I encourage the reader to find out how...

Here's a combinatorial proof.

1. Let’s say there is a $2$-D plane where we have demarcated $k+n$ number of points.
2. We want to form as many clusters of $n+1$ points as possible.
3. Clearly, there’s going to be $\displaystyle \binom{k+n}{n+1}$ clusters.
4. Now, we need to dive into the world of every individual point.
   1. The first point has to choose $n$ points from remaining $k+n-1$ , that makes $\displaystyle \binom{k+n-1}{n}$ clusters
   2. The second point will have to choose $n$ points from remaining $k+n-2$ points. (Because we are not dealing with the first one again.) That makes $\displaystyle \binom{k+n-2}{n}$ clusters.
   3. And this goes on till the last point has exactly $n$ points remaining to choose from. Hence$\displaystyle \binom{n}{n}$ cluster(s).
5. Thus in total we have these many ways: $\displaystyle \binom{k+n-1}{n} +\binom{k+n-2}{n} +\binom{k+n-3}{n} +\ldots +\binom{n}{n}\tag*{}$ Flipping the series in (5) and equating with (3): $\displaystyle \binom{n}{n} +\binom{n+1}{n} +\binom{n+2}{n} +\ldots +\binom{n+k-1}{n} =\binom{n+k}{n+1}\tag*{} $ $\displaystyle \text{or, }\sum _{i=0}^{k-1}\binom{n+i}{n} =\binom{n+k}{n+1}\tag*{} $ $\displaystyle \text{i.e., }\boxed{\sum _{i=0}^{k-1}\binom{n+i}{i} =\binom{n+k}{k-1}}\tag*{} $

Take $k=k'+1$ and $n=n'-2$. $\blacksquare$

Answer 3

Combinatorial Proof: Suppose we have n objects in set $S = \{1, 2, \cdots, n\}$.

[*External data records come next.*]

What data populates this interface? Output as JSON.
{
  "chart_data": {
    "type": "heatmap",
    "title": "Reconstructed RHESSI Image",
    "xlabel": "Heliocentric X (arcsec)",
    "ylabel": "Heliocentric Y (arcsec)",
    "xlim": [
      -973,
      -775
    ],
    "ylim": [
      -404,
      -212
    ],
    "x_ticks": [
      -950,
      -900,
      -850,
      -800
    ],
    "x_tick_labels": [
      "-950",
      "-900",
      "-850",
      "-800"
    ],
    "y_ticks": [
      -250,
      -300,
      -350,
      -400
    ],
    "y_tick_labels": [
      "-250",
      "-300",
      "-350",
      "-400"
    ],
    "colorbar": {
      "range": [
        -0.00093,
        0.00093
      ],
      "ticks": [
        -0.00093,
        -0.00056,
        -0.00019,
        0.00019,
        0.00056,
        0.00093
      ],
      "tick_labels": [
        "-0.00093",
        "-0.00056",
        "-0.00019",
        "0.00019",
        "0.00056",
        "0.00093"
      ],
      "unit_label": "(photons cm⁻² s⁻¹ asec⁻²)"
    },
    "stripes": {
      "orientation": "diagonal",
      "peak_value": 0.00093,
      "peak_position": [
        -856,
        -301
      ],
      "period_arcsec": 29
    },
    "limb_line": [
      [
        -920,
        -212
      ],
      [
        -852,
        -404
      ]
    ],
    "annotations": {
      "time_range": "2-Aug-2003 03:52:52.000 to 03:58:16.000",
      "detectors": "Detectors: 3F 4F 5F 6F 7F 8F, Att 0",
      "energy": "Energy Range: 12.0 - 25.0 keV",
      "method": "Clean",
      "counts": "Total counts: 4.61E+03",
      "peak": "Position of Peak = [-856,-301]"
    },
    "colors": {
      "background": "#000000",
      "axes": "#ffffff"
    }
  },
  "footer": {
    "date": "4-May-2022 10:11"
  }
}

LHS: $\left(\!\!\binom{n}{k}\!\!\right)$ is the number of $k$-subsets from $S$ with repeats (by definition of multichoose).

RHS: We consider the number of occurrences of $n$ in a k-subset of $S$.

• If $n$ is not in the subset, we have $\left(\!\!\binom{n-1}{k}\!\!\right)$ such subsets since we create a $k$-subset from all objects except $n$.

• If $n$ is in the subset once, we have $\left(\!\!\binom{n-1}{k-1}\!\!\right)$ such subsets since we have $k-1$ spots remaining in the subset.

• If $n$ is in the subset twice, we have $\left(\!\!\binom{n-1}{k-2}\!\!\right)$ such subsets.

  $\vdots$

• If $n$ is in the subset $n$ times, we have $\left(\!\!\binom{n-1}{0}\!\!\right) = 1$ such subsets since no spots remain.

Thus, $\sum_{i=0}^k \left(\!\!\binom{n-1}{i}\!\!\right)$ represents all such cases when $n$ is in the k-subset $0, 1, 2, \cdots, n$ times.